Start by fire-polishing three pasture pipettes using a bunsen burner, creating decreasing diameters. Next, sterilize the abdomen of a euthanized pregnant mouse dam with 70%ethanol. Cut open the abdominal cavity from the pubic synthesis to the xiphoid process of the rib cage.
Now, extract the uterine horn from the abdominal cavity and place it in a 100-millimeter plate filled with ice-cold HBSS solution. Extract and separate all embryos from the washed uterus using fine forceps. Quickly decapitate the extracted mice embryos and place the heads in a 60-millimeter Petri dish filled with HBSS.
Place a pair of fine forceps in the eye cavity to hold the brain. With another pair, peel the skin and skull until the brain is visible. Scoop the brain out of the olfactory bulbs from the skull and flip it upside down.
Observe the cortex on the ventral side and the hypothalamus on the dorsal side. Use curved forceps to remove the layer of meninges and blood vessels until the brain appears white and clear, and separate the hypothalamic area from the rest of the brain. Cut the hypothalamus into three to four small fine pieces, and use a pipette to transfer the pieces into a 15-milliliter tube.
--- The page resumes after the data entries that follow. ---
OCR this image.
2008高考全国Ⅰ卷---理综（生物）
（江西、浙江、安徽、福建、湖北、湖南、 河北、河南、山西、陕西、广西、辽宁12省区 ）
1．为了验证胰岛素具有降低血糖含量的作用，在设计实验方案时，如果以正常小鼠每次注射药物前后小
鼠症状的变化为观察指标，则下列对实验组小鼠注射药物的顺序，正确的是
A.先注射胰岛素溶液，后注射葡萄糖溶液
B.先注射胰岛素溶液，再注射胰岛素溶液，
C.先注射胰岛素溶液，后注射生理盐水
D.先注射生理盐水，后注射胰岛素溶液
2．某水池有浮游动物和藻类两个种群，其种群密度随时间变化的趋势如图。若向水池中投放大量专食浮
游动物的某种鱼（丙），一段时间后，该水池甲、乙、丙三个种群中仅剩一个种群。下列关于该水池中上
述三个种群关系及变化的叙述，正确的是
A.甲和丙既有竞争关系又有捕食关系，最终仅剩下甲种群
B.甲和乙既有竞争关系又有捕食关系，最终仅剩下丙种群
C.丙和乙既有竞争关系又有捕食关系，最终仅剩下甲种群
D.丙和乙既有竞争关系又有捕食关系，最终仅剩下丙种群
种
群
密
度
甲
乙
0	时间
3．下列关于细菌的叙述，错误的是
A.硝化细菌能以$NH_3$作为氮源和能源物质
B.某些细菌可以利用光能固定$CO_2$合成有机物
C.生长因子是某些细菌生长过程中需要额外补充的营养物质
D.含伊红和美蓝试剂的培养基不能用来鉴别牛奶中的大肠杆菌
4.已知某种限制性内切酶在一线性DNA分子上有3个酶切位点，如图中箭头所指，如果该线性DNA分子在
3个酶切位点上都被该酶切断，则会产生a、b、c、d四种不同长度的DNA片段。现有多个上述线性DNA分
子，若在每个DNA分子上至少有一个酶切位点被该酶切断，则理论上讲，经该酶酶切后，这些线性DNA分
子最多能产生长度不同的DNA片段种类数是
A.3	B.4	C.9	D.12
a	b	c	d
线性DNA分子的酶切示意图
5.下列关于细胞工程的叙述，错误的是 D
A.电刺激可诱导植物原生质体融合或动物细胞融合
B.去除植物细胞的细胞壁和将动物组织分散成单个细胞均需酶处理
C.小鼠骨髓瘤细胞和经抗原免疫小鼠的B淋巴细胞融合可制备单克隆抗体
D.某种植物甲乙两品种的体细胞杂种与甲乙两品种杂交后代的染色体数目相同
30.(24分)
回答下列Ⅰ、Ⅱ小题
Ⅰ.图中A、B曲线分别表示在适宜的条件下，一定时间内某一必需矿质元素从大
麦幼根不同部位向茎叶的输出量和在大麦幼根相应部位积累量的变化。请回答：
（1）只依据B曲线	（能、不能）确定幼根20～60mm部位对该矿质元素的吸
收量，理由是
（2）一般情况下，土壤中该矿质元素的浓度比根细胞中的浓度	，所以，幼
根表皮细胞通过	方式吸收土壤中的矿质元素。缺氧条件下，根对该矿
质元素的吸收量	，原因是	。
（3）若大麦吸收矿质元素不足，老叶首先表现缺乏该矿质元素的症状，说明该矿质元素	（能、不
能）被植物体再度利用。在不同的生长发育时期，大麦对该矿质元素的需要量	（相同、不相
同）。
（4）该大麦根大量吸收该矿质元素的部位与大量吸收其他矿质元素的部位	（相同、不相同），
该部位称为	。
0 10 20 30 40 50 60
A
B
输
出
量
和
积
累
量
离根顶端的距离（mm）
Next, fill the tube with six milliliters of HBSS. Then add Enzyme Mix 1 once the tissue has settled and the supernatant removed. Incubate the tube in a 37-degree Celsius water bath for 15 minutes, agitating every five minutes to re-suspend the tissue.
Now, add 30 microliters of Enzyme Mix 2 and dissociate the tissue by pipetting up and down 10 times with a large diameter pasture pipette. After an additional 10-minute incubation, add the remaining 15 microliters of Enzyme Mix 2. Utilizing two fire polished pipettes of decreasing diameter, pipette the tissue 10 times.
Immediately add 10 milliliters of HBSS with 0.5%BSA to the tube. Then centrifuge the tube at 300 G for 10 minutes at room temperature. Aspirate the supernatant and re-suspend the cell pellet in a one milliliter of HBSS with 0.5%BSA.